Title: Staggered Discontinuous Galerkin Methods for Stokes problem and elastodynamics

Speaker: Jie Du, YMSC

Time: Oct. 10

Abstract: Staggered discontinuous Galerkin (SDG) method is a new class of discontinuous Galerkin (DG) methods, which uses staggered mesh. It combines some good properties of finite element methods and standard DG methods through the use of staggered grid. In this talk, we develop an adaptive SDG method for the Stokes system. A computable error indicator is constructed and its reliability and efficiency are proved. Moreover, by combing the features of SDG method and traditional hybridization method, we present a staggered hybridization technique for DG methods to discretize linear elastodynamic equations.

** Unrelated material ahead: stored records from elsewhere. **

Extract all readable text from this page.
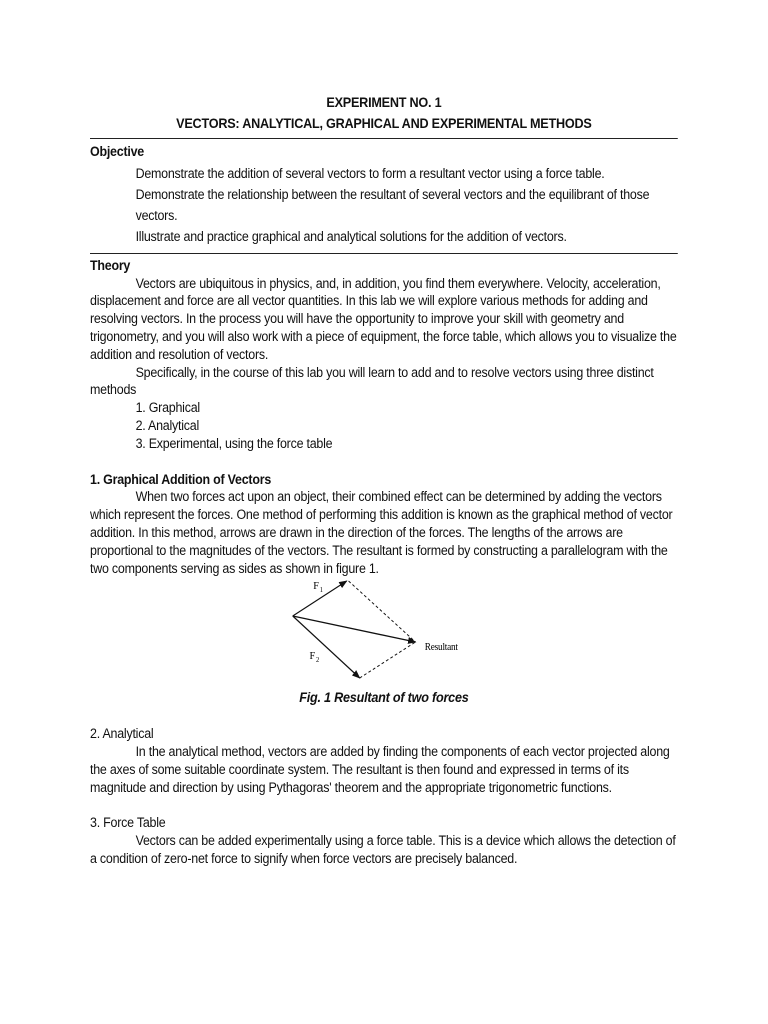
EXPERIMENT NO. 1
VECTORS: ANALYTICAL, GRAPHICAL AND EXPERIMENTAL METHODS
Objective

Demonstrate the addition of several vectors to form a resultant vector using a force table.

Demonstrate the relationship between the resultant of several vectors and the equilibrant of those vectors.

Illustrate and practice graphical and analytical solutions for the addition of vectors.

Theory

Vectors are ubiquitous in physics, and, in addition, you find them everywhere. Velocity, acceleration, displacement and force are all vector quantities. In this lab we will explore various methods for adding and resolving vectors. In the process you will have the opportunity to improve your skill with geometry and trigonometry, and you will also work with a piece of equipment, the force table, which allows you to visualize the addition and resolution of vectors.

Specifically, in the course of this lab you will learn to add and to resolve vectors using three distinct methods

1. Graphical

2. Analytical

3. Experimental, using the force table

1. Graphical Addition of Vectors

When two forces act upon an object, their combined effect can be determined by adding the vectors which represent the forces. One method of performing this addition is known as the graphical method of vector addition. In this method, arrows are drawn in the direction of the forces. The lengths of the arrows are proportional to the magnitudes of the vectors. The resultant is formed by constructing a parallelogram with the two components serving as sides as shown in figure 1.

F 1
F 2
Resultant
Fig. 1 Resultant of two forces
2. Analytical

In the analytical method, vectors are added by finding the components of each vector projected along the axes of some suitable coordinate system. The resultant is then found and expressed in terms of its magnitude and direction by using Pythagoras' theorem and the appropriate trigonometric functions.

3. Force Table

Vectors can be added experimentally using a force table. This is a device which allows the detection of a condition of zero-net force to signify when force vectors are precisely balanced.
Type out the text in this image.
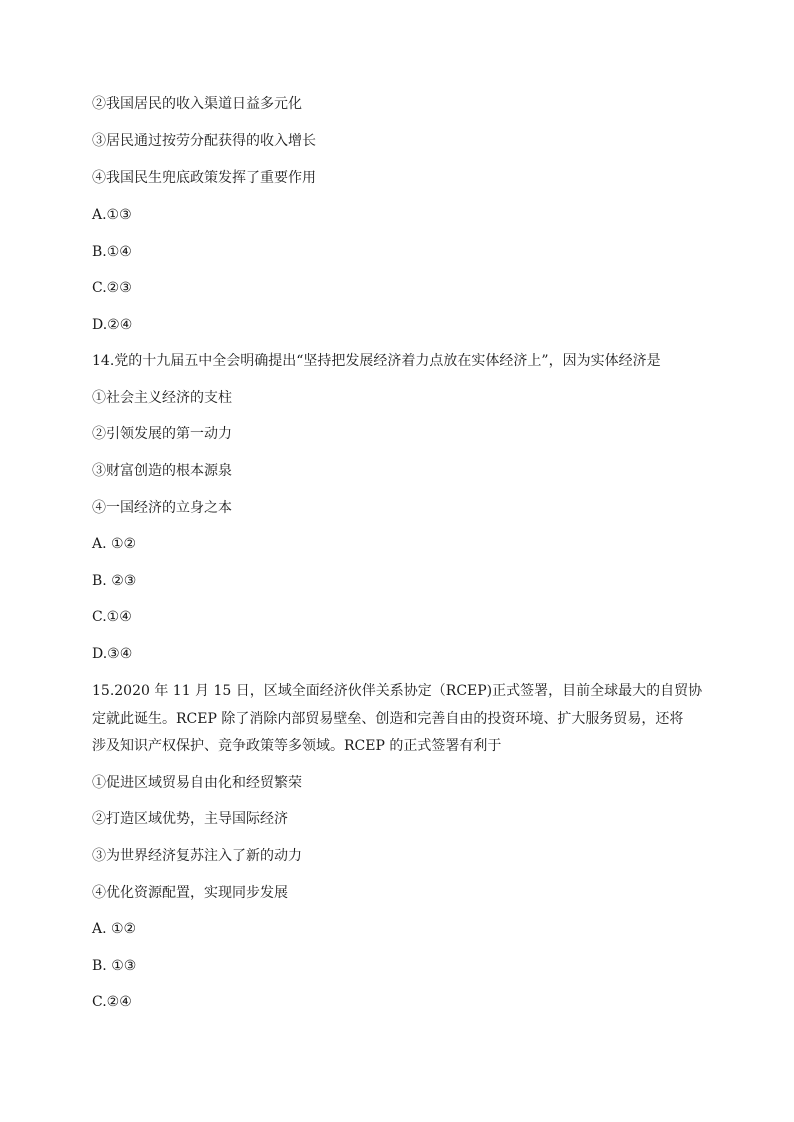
②我国居民的收入渠道日益多元化
③居民通过按劳分配获得的收入增长
④我国民生兜底政策发挥了重要作用
A.①③
B.①④
C.②③
D.②④
14.党的十九届五中全会明确提出“坚持把发展经济着力点放在实体经济上”，因为实体经济是
①社会主义经济的支柱
②引领发展的第一动力
③财富创造的根本源泉
④一国经济的立身之本
A. ①②
B. ②③
C.①④
D.③④
15.2020 年 11 月 15 日，区域全面经济伙伴关系协定（RCEP)正式签署，目前全球最大的自贸协
定就此诞生。RCEP 除了消除内部贸易壁垒、创造和完善自由的投资环境、扩大服务贸易，还将
涉及知识产权保护、竞争政策等多领域。RCEP 的正式签署有利于
①促进区域贸易自由化和经贸繁荣
②打造区域优势，主导国际经济
③为世界经济复苏注入了新的动力
④优化资源配置，实现同步发展
A. ①②
B. ①③
C.②④
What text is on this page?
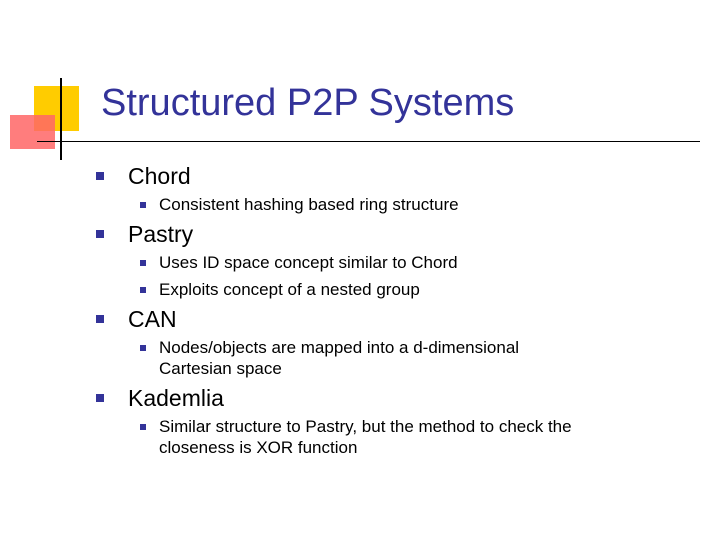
Structured P2P Systems
Chord
Consistent hashing based ring structure
Pastry
Uses ID space concept similar to Chord
Exploits concept of a nested group
CAN
Nodes/objects are mapped into a d-dimensional
Cartesian space
Kademlia
Similar structure to Pastry, but the method to check the
closeness is XOR function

Our new approach offers several advantages, namely energy conservation, high-order optimal convergence, preservation of symmetry for the stress tensor, block diagonal mass matrices as well as low dispersion error.

Title: Self-Organized Hydrodynamic models for nematic alignment and the application to myxobacteria

Speaker: Hui Yu, YMSC

Time: Sep. 26

Abstract: A continuum model for a population of self-propelled particles interacting through nematic alignment is derived from an individual-based model. The methodology consists of introducing a hydrodynamic scaling of the corresponding mean field kinetic equation. The resulting perturbation problem is solved thanks to the concept of generalized collision invariants. It yields a hyperbolic but non-conservative system of equations for the nematic mean direction of the flow and the densities of particles flowing parallel or antiparallel to this mean direction. An application to myxobacteria is presented.

Title: Coordinate Descent Methods

Speaker: Wotao Yin, UCLA

Time: Sep. 18 (周一下午3:15), Lecture Room 1, Floor 1, Jin Chun Yuan West Building

Abstract: This talk overviews a class of algorithms called coordinate descent algorithms and also discusses its recent progress. This class of algorithms has recently gained popularity due to their effectiveness in solving large-scale optimization problems in machine learning, compressed sensing, and image processing. Coordinate descent algorithms solve optimization problems by successively minimizing along each coordinate, or block of coordinates, which is ideal for parallelized and distributed computing. This talk gives relevant theory and examples about how to effectively apply coordinate descent to modern problems in data science and engineering, how to linearly speed up the algorithm by asynchronous parallel computing, and how to obtain global optimality guarantees from those on each coordinate.